I snorted and readjusted my seat on the coffee table. Satisfied that, other than dealing with the after effects of a gate, king nerd wasn't hurting, Niko stood to circle around me and sit on the matching leather chair.

"Can you tell us what happened?" he asked.

Roger's magnified eyes darted between me and Niko, assessing only us since he wasn't aware enough to realize we weren't the only ones in the room. Dante and Promise were giving us a wide berth. Rio was still at the computer…still in my house, the ballsy mule. I also noticed Dante had taken on my fatherly duty of feeding Connor, so I concentrated on the answers I intended to get from the lab rat.

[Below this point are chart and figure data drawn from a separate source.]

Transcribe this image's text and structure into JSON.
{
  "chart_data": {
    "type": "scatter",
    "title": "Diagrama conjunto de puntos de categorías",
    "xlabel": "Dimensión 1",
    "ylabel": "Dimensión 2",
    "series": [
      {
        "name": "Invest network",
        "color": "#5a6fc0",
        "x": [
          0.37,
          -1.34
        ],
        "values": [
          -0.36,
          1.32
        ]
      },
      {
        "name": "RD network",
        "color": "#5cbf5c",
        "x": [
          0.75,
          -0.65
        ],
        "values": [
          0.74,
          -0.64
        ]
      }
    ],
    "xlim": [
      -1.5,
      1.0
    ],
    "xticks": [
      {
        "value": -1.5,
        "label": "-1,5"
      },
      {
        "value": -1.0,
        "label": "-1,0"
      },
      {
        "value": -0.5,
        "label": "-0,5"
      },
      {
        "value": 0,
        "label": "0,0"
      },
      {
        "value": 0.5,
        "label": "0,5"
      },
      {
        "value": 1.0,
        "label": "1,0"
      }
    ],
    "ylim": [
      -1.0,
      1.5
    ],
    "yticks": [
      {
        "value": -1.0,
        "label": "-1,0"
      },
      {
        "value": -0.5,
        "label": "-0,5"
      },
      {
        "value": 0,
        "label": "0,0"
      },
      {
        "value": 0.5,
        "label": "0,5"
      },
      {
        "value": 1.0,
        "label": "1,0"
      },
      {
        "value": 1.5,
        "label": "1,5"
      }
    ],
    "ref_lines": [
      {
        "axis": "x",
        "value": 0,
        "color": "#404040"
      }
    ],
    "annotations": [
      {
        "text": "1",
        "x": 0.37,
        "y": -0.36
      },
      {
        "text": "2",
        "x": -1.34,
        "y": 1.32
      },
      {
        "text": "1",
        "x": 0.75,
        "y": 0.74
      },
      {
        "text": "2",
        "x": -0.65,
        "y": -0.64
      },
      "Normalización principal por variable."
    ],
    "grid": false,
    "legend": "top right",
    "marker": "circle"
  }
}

"Without proper education in Roman's theories or any theory of particle physics, relativity, or spatial shifting it might be quite difficult for me to explain," Roger told us in that socially awkward way that implied he didn't realize half of that was pompous insult.

"Spatial shifting," I echoed. I tugged my spare Ka-bar out from under the cushion to Roger's right and started picking at the dirt under my nails. "Kinda like how you got here? Traveling, gating, spatial shifting…I think I know that theory."

"You know the practice, not the theory, and not to the spectrum that we were researching. Your 'gates', as you call them, tear the very fabric of space. You separate particles of this plane to pull in particles of a very different plane right up against it. It is remarkable and I would love to study it further if you would allow me to. You see my superiors don't trust your kind…"

I tapped the serrated edge of the knife to his khaki pants, causing him to trail off and swallow hard. He gaped at the blade.

"They have good reason, but I don't really care about theories. You can share lectures with Niko about it after all this is through." I lifted the Ka-bar, flipped it to my other hand, and set it to the coffee table beside me. There was no need to scare the piss out of this guy. One, I liked my couch piss-free and two, he seemed as capable of shutting his trap as Goodfellow amidst one of his puck stories –or anytime really.

"What I want to know," I continued now that I had Roger's undivided attention. "Is where you sent my lover and if you…how you can bring her back."

"Not where, hopefully, but when," Roger said. He even said it in that cliché sci-fi way. "Five years in the past."